Fallen silent, he went faster in the deepening twilight, helping her in her slipping, sliding progress as she hurried to catch up, shoes skidding out from under her. He always seemed to be standing in precisely the right spot on the slope to catch her, to grip arm, or elbow, or shoulders, to stop the slide of her now very lively if none-too-coordinated feet. Such grace he possessed, even in darkness. A sure-footed balance that had her thinking of his hands the whole way down, on her legs, and his legs, the distractingly well-shaped muscle and sinew of those horseman’s legs, a centaur’s legs, legs above her touch, beyond her touch.

There was something indescribably intimate in their progress, few words said, just the communication of a steadying grip, of exchanged glances, and the remembered comfort and intimacy of his fingers on stockinged feet, pins and needles as she came to life, more completely alive than she had ever been before.

“Steady on,” he said, and, “Tread carefully now!”

She could not seem to stop careening into him. The more she tried, it seemed the worse her ability to navigate became. He did not mind, indeed, he laughed on more than one occasion, on this day in which she had not thought to find a breath of laughter in him. This day of loss--a loss of potential for both of them--a day of mourning, for fathers and kisses, and the possibilities inherent in both.
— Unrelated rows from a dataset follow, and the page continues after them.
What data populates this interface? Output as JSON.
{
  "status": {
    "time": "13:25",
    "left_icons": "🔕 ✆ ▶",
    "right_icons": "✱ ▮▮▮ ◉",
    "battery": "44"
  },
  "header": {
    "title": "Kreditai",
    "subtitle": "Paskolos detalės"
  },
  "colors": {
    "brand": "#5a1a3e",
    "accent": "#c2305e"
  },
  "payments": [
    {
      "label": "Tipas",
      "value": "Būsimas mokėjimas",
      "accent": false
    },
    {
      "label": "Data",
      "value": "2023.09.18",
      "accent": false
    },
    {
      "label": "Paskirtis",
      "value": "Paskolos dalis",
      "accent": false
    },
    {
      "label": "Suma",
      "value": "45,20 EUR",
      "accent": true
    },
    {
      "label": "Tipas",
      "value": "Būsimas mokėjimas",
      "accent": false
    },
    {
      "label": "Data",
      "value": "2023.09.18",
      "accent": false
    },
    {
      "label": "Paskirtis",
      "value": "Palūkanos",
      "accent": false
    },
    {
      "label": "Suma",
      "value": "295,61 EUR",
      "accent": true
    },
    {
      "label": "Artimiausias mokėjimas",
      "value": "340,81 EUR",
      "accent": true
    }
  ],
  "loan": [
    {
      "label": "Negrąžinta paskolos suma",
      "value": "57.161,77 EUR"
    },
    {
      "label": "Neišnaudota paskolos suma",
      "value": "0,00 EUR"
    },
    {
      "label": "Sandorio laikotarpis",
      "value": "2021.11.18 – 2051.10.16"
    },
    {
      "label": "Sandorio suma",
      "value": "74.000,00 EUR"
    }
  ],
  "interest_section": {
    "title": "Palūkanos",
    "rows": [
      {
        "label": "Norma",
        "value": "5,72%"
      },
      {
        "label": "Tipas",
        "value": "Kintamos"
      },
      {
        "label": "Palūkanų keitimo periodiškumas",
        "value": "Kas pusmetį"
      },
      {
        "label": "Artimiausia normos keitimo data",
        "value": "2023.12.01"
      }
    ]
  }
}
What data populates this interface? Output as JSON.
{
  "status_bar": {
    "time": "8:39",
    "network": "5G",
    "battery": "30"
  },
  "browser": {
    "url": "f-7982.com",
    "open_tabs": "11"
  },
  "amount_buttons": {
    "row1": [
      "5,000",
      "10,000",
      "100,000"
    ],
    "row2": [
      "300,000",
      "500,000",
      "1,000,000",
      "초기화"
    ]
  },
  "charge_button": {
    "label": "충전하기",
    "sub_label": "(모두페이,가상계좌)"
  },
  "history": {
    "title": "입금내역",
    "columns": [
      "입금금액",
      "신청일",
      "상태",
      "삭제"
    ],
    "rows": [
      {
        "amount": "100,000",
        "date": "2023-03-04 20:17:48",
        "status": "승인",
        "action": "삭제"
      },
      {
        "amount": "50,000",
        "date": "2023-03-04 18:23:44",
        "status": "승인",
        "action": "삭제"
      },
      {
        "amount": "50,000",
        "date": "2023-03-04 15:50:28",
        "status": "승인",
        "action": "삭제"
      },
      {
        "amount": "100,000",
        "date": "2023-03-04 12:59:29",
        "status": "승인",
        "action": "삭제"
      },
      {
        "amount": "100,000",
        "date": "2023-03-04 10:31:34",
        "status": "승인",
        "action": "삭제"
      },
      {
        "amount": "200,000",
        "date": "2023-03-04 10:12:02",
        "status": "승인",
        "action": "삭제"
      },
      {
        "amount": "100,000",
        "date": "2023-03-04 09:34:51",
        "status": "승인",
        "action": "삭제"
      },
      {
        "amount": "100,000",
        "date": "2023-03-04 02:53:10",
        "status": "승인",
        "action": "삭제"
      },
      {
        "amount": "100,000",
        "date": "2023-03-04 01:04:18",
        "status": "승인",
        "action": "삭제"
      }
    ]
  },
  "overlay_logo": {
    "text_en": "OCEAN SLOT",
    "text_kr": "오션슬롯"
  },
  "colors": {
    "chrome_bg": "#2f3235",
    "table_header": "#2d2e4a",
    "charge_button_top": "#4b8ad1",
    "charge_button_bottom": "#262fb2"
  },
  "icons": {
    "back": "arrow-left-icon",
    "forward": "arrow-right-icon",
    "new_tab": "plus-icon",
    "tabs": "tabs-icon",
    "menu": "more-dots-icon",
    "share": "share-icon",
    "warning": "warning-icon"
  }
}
She blushed, in the darkness, feeling foolish. Her sensibilities ran a gamut: from nervous embarrassment, to heated flashes of the most wanton desire she had ever experienced for this quietly grieving man.

She could not help thinking of Palmer. He would have taken advantage of the numerous collisions of arms, hands, shoulder and feet. He would have used his sorrows to milk her sympathy. He most certainly would have tried to kiss her. She could not help wishing, and then hated herself for wishing, that Valentine Wharton might be more the rogue she had heard described, and less the man she found him to be.

For the first time in her life, Elaine Deering longed for a seductive whisper in her ear, the strayed touch, a breathtaking kiss beneath the stars, arms enfolding her.